Prywatne firmy ochroniarskie zapewniające bezpieczeństwo dyplomatom amerykańskim w Iraku będą nadzorowane przez wojsko - uzgodnili między sobą sekretarz stanu Condoleezza Rice i minister obrony Robert Gates.
Decyzja ta jest następstwem tragicznego incydentu 16 września w Bagdadzie, gdzie ochroniarze z firmy Blackwater konwojujący dyplomatów wdali się w strzelaninę na ulicy, w wyniku której zginęło 17 cywilnych Irakijczyków.
Blackwater był potem szeroko krytykowany za pochopne użycie broni i szef firmy tłumaczył się z tego przed komisją Kongresu.
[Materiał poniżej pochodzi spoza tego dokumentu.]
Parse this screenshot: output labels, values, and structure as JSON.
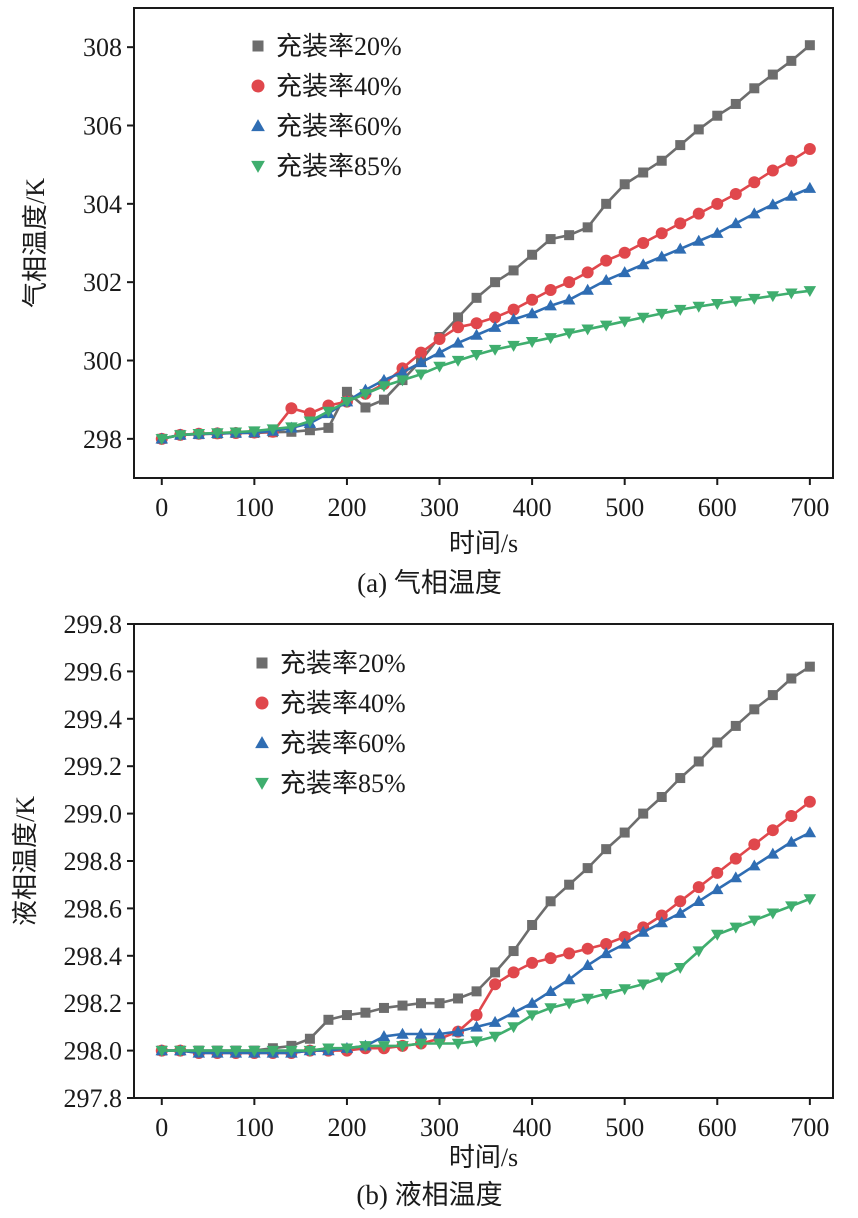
{
  "chart_data": [
    {
      "type": "line",
      "title": "",
      "caption": "(a) 气相温度",
      "xlabel": "时间/s",
      "ylabel": "气相温度/K",
      "xlim": [
        -30,
        725
      ],
      "ylim": [
        297,
        309
      ],
      "xticks": [
        0,
        100,
        200,
        300,
        400,
        500,
        600,
        700
      ],
      "yticks": [
        298,
        300,
        302,
        304,
        306,
        308
      ],
      "ytick_decimals": 0,
      "legend_position": "top-left",
      "series": [
        {
          "name": "充装率20%",
          "marker": "square",
          "color": "#6d6d6d",
          "x": [
            0,
            20,
            40,
            60,
            80,
            100,
            120,
            140,
            160,
            180,
            200,
            220,
            240,
            260,
            280,
            300,
            320,
            340,
            360,
            380,
            400,
            420,
            440,
            460,
            480,
            500,
            520,
            540,
            560,
            580,
            600,
            620,
            640,
            660,
            680,
            700
          ],
          "y": [
            298.0,
            298.1,
            298.12,
            298.13,
            298.15,
            298.15,
            298.17,
            298.18,
            298.22,
            298.28,
            299.2,
            298.8,
            299.0,
            299.5,
            300.0,
            300.6,
            301.1,
            301.6,
            302.0,
            302.3,
            302.7,
            303.1,
            303.2,
            303.4,
            304.0,
            304.5,
            304.8,
            305.1,
            305.5,
            305.9,
            306.25,
            306.55,
            306.95,
            307.3,
            307.65,
            308.05
          ]
        },
        {
          "name": "充装率40%",
          "marker": "circle",
          "color": "#e0474c",
          "x": [
            0,
            20,
            40,
            60,
            80,
            100,
            120,
            140,
            160,
            180,
            200,
            220,
            240,
            260,
            280,
            300,
            320,
            340,
            360,
            380,
            400,
            420,
            440,
            460,
            480,
            500,
            520,
            540,
            560,
            580,
            600,
            620,
            640,
            660,
            680,
            700
          ],
          "y": [
            298.0,
            298.1,
            298.13,
            298.14,
            298.15,
            298.16,
            298.18,
            298.78,
            298.65,
            298.85,
            298.95,
            299.15,
            299.4,
            299.8,
            300.2,
            300.55,
            300.85,
            300.95,
            301.1,
            301.3,
            301.55,
            301.8,
            302.0,
            302.25,
            302.55,
            302.75,
            303.0,
            303.25,
            303.5,
            303.75,
            304.0,
            304.25,
            304.55,
            304.85,
            305.1,
            305.4
          ]
        },
        {
          "name": "充装率60%",
          "marker": "triangle-up",
          "color": "#2f6db3",
          "x": [
            0,
            20,
            40,
            60,
            80,
            100,
            120,
            140,
            160,
            180,
            200,
            220,
            240,
            260,
            280,
            300,
            320,
            340,
            360,
            380,
            400,
            420,
            440,
            460,
            480,
            500,
            520,
            540,
            560,
            580,
            600,
            620,
            640,
            660,
            680,
            700
          ],
          "y": [
            298.0,
            298.1,
            298.12,
            298.14,
            298.15,
            298.16,
            298.2,
            298.28,
            298.4,
            298.65,
            298.95,
            299.25,
            299.5,
            299.7,
            299.95,
            300.2,
            300.45,
            300.65,
            300.85,
            301.05,
            301.2,
            301.4,
            301.55,
            301.8,
            302.05,
            302.25,
            302.45,
            302.65,
            302.85,
            303.05,
            303.25,
            303.5,
            303.75,
            303.98,
            304.2,
            304.4
          ]
        },
        {
          "name": "充装率85%",
          "marker": "triangle-down",
          "color": "#3fae6e",
          "x": [
            0,
            20,
            40,
            60,
            80,
            100,
            120,
            140,
            160,
            180,
            200,
            220,
            240,
            260,
            280,
            300,
            320,
            340,
            360,
            380,
            400,
            420,
            440,
            460,
            480,
            500,
            520,
            540,
            560,
            580,
            600,
            620,
            640,
            660,
            680,
            700
          ],
          "y": [
            298.0,
            298.1,
            298.13,
            298.15,
            298.17,
            298.2,
            298.25,
            298.3,
            298.45,
            298.7,
            298.95,
            299.15,
            299.35,
            299.5,
            299.65,
            299.85,
            300.0,
            300.15,
            300.28,
            300.38,
            300.48,
            300.58,
            300.7,
            300.8,
            300.9,
            301.0,
            301.1,
            301.2,
            301.3,
            301.38,
            301.45,
            301.52,
            301.58,
            301.65,
            301.72,
            301.78
          ]
        }
      ]
    },
    {
      "type": "line",
      "title": "",
      "caption": "(b) 液相温度",
      "xlabel": "时间/s",
      "ylabel": "液相温度/K",
      "xlim": [
        -30,
        725
      ],
      "ylim": [
        297.8,
        299.8
      ],
      "xticks": [
        0,
        100,
        200,
        300,
        400,
        500,
        600,
        700
      ],
      "yticks": [
        297.8,
        298.0,
        298.2,
        298.4,
        298.6,
        298.8,
        299.0,
        299.2,
        299.4,
        299.6,
        299.8
      ],
      "ytick_decimals": 1,
      "legend_position": "top-left",
      "series": [
        {
          "name": "充装率20%",
          "marker": "square",
          "color": "#6d6d6d",
          "x": [
            0,
            20,
            40,
            60,
            80,
            100,
            120,
            140,
            160,
            180,
            200,
            220,
            240,
            260,
            280,
            300,
            320,
            340,
            360,
            380,
            400,
            420,
            440,
            460,
            480,
            500,
            520,
            540,
            560,
            580,
            600,
            620,
            640,
            660,
            680,
            700
          ],
          "y": [
            298.0,
            298.0,
            298.0,
            298.0,
            298.0,
            298.0,
            298.01,
            298.02,
            298.05,
            298.13,
            298.15,
            298.16,
            298.18,
            298.19,
            298.2,
            298.2,
            298.22,
            298.25,
            298.33,
            298.42,
            298.53,
            298.63,
            298.7,
            298.77,
            298.85,
            298.92,
            299.0,
            299.07,
            299.15,
            299.22,
            299.3,
            299.37,
            299.44,
            299.5,
            299.57,
            299.62
          ]
        },
        {
          "name": "充装率40%",
          "marker": "circle",
          "color": "#e0474c",
          "x": [
            0,
            20,
            40,
            60,
            80,
            100,
            120,
            140,
            160,
            180,
            200,
            220,
            240,
            260,
            280,
            300,
            320,
            340,
            360,
            380,
            400,
            420,
            440,
            460,
            480,
            500,
            520,
            540,
            560,
            580,
            600,
            620,
            640,
            660,
            680,
            700
          ],
          "y": [
            298.0,
            298.0,
            297.99,
            297.99,
            297.99,
            297.99,
            297.99,
            297.99,
            298.0,
            298.0,
            298.0,
            298.01,
            298.01,
            298.02,
            298.03,
            298.05,
            298.08,
            298.15,
            298.28,
            298.33,
            298.37,
            298.39,
            298.41,
            298.43,
            298.45,
            298.48,
            298.52,
            298.57,
            298.63,
            298.69,
            298.75,
            298.81,
            298.87,
            298.93,
            298.99,
            299.05
          ]
        },
        {
          "name": "充装率60%",
          "marker": "triangle-up",
          "color": "#2f6db3",
          "x": [
            0,
            20,
            40,
            60,
            80,
            100,
            120,
            140,
            160,
            180,
            200,
            220,
            240,
            260,
            280,
            300,
            320,
            340,
            360,
            380,
            400,
            420,
            440,
            460,
            480,
            500,
            520,
            540,
            560,
            580,
            600,
            620,
            640,
            660,
            680,
            700
          ],
          "y": [
            298.0,
            298.0,
            297.99,
            297.99,
            297.99,
            297.99,
            297.99,
            297.99,
            298.0,
            298.0,
            298.01,
            298.02,
            298.06,
            298.07,
            298.07,
            298.07,
            298.08,
            298.1,
            298.12,
            298.16,
            298.2,
            298.25,
            298.3,
            298.36,
            298.41,
            298.45,
            298.5,
            298.54,
            298.58,
            298.63,
            298.68,
            298.73,
            298.78,
            298.83,
            298.88,
            298.92
          ]
        },
        {
          "name": "充装率85%",
          "marker": "triangle-down",
          "color": "#3fae6e",
          "x": [
            0,
            20,
            40,
            60,
            80,
            100,
            120,
            140,
            160,
            180,
            200,
            220,
            240,
            260,
            280,
            300,
            320,
            340,
            360,
            380,
            400,
            420,
            440,
            460,
            480,
            500,
            520,
            540,
            560,
            580,
            600,
            620,
            640,
            660,
            680,
            700
          ],
          "y": [
            298.0,
            298.0,
            298.0,
            298.0,
            298.0,
            298.0,
            298.0,
            298.0,
            298.0,
            298.01,
            298.01,
            298.02,
            298.02,
            298.02,
            298.03,
            298.03,
            298.03,
            298.04,
            298.06,
            298.1,
            298.15,
            298.18,
            298.2,
            298.22,
            298.24,
            298.26,
            298.28,
            298.31,
            298.35,
            298.42,
            298.49,
            298.52,
            298.55,
            298.58,
            298.61,
            298.64
          ]
        }
      ]
    }
  ]
}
Jak ustalono, 845 ochroniarzy z Blackwater użyło broni łącznie w 195 przypadkach od 2005 r. zabijając bliżej nieokreśloną liczbę Irakijczyków.
Demokraci w Kongresie mieli pretensję do Departamentu Stanu, że śledztwo w sprawie incydentu 16 września było prowadzone źle.
W rezultacie uzgodnienia między Departamentem Stanu a Pentagonem, ten ostatni przejmie nadzór nad działalnością nie tylko Blackwater, lecz także kilkudziesięciu innych prywatnych firm chroniących w Iraku dyplomatów, pracowników organizacji pomocy humanitarnej i firm pracujących przy odbudowie kraju.
Jak podał rzecznik Pentagonu, Geoff Morrell, resort będzie nadzorował szkolenie prywatnych kontraktorów, regulamin użycia broni, normy kierujące zatrudnieniem pracowników firm chroniarskich i reguły ich poruszania się w Iraku.
Rząd iracki ustanowił prawo uchylające rozporządzenie amerykańskich władz okupacyjnych z 2004 r., które gwarantowało pracownikom zagranicznych firm prywatnych immunitet od odpowiedzialności karnej przed irackimi sądami.
Tymczasem we wtorek Departament Stanu poinformował, że niektórzy pracownicy Blackwater przesłuchiwani w związku ze strzelaniną 16 września uzyskają częściowy immunitet w zamian za złożenie zeznań.